Through newsgroups, conversation among equals—which, in the case of classic mass media, like television, radio, and press, and even though fed by media contents, had been relegated to the off-line world—came into history for the first time and definitively, within the media.

When the Internet began, with Usenet and newsgroups, users therefore found themselves with conversation and interaction as key elements, much before Web 2.0, advertised as the longed-for advent of an interactivity that, in reality, made up the very center of Usenet for decades; much before forums and Weblogs began to populate the Internet. In contrast to what happens with many participative spaces, like the customary blogs or forums, in which subjects are “suggested” or imposed and participation consists of a debate on those imposed topics, newsgroups allow any member of the group to raise the subject of debate, one of the main conditions for real interactivity—not a substitute for it, in which the actor who decides the subject for debate necessarily calls the shots. The contents of newsgroups cover a wide spectrum, from superspecialization to amateurism, and the main part of all conversation is “talking for talking's sake.”
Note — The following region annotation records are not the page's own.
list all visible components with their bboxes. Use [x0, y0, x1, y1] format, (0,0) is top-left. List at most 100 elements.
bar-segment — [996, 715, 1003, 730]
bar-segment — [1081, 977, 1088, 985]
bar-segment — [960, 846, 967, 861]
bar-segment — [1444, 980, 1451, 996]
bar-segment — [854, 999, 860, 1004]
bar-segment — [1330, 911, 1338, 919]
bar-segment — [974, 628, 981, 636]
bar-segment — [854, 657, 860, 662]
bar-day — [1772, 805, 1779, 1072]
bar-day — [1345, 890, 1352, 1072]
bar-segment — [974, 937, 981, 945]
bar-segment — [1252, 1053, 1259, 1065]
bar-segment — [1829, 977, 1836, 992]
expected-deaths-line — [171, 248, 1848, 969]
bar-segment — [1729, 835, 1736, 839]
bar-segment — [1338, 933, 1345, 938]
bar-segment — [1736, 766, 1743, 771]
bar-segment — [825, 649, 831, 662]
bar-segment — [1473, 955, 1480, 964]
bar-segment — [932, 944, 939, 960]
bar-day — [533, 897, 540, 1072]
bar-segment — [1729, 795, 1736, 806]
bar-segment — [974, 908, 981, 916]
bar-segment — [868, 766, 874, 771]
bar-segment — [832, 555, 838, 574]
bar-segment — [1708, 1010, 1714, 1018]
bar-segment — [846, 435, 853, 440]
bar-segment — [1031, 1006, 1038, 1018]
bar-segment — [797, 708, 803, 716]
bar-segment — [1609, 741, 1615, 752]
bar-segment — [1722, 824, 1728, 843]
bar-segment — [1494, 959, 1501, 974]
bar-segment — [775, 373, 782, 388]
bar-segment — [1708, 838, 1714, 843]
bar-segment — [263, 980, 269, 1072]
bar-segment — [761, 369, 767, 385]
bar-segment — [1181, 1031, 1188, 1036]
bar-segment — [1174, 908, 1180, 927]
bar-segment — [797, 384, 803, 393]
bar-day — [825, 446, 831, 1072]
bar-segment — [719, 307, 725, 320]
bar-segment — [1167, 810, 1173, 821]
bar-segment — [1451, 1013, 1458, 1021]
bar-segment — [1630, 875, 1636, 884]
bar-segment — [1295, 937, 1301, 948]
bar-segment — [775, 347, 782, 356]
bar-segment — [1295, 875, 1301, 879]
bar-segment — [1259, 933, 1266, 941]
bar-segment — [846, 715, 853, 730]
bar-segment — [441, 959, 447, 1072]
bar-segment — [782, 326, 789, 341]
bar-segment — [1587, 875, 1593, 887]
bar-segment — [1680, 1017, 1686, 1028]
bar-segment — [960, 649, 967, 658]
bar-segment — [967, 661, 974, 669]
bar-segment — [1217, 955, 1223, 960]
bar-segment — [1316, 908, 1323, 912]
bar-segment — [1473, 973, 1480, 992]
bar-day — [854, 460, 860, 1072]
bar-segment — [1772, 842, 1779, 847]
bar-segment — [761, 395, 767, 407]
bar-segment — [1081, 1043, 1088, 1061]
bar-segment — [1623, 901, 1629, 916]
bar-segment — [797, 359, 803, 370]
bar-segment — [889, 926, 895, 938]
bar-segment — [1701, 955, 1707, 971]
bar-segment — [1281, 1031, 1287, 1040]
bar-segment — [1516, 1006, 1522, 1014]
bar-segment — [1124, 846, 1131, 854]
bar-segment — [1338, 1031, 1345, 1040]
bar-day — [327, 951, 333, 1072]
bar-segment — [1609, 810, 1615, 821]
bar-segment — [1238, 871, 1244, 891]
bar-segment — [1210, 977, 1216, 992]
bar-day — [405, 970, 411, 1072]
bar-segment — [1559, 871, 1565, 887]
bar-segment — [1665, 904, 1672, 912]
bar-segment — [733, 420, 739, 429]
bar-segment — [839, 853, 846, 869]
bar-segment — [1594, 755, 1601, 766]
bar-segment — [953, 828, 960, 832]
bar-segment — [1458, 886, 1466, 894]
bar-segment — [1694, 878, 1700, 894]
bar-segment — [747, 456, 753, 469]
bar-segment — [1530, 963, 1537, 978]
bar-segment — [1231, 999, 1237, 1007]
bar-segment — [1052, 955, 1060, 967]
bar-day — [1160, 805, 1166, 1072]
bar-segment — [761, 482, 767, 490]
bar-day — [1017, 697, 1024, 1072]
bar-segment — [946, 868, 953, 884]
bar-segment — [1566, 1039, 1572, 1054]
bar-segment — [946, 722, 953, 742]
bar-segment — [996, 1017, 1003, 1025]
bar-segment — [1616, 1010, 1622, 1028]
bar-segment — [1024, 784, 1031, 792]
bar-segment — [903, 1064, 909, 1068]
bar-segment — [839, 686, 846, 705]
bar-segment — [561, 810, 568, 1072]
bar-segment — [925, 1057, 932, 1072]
Newsgroups are organized hierarchically in categories such as com (subjects related to information science); misc (miscellaneous groups); rec (recreation); sci (science); soc (sociological subjects); alt (alternative subjects that do not fit into the other categories); and humanities and news, among others. Some newsgroups are moderated, which means that new entries or articles go through a filter or gatekeeper before being published and accessible on Usenet. The protocol used for reading and publishing news on Usenet is the network news transfer protocol (NTTP).
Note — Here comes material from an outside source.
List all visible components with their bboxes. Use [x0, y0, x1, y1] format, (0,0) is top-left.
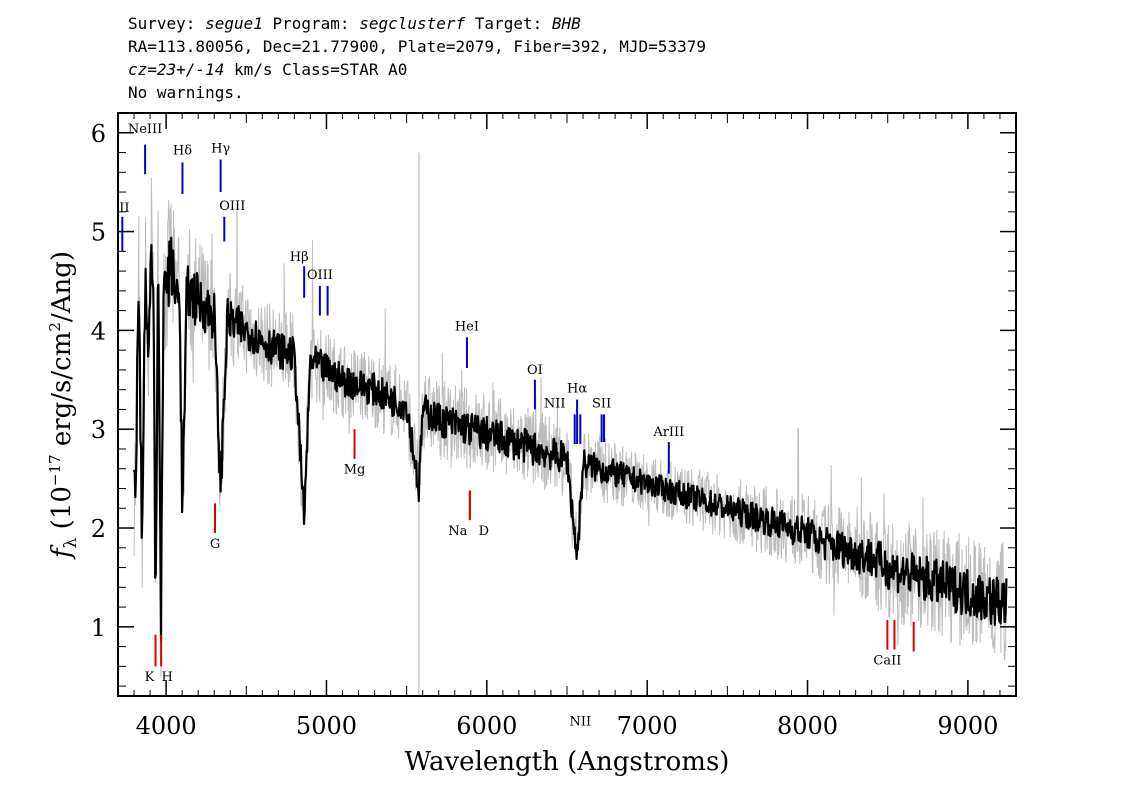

In contrast to the discourse on publicity and openness surrounding the Web lately (discourse that at times is not free from a certain degree of demagogy), and in contrast to the innate overexposure characteristic of social networks such as Facebook or MySpace, newsgroups have always been a form of communication reluctant to being in the spotlight; they are more intimate, more ceremonious, and more tribal. With its own jargon, “trolls,” imaginary culture, and even reductio ad Hitlerum (as a Usenet discussion grows longer, the probability of a comparison involving Nazis or Hitler approaches one, known also as Godwin's Law), it is very probable that for many Usenet users, the bright shop window of Google Groups is not exactly the dream place to end up.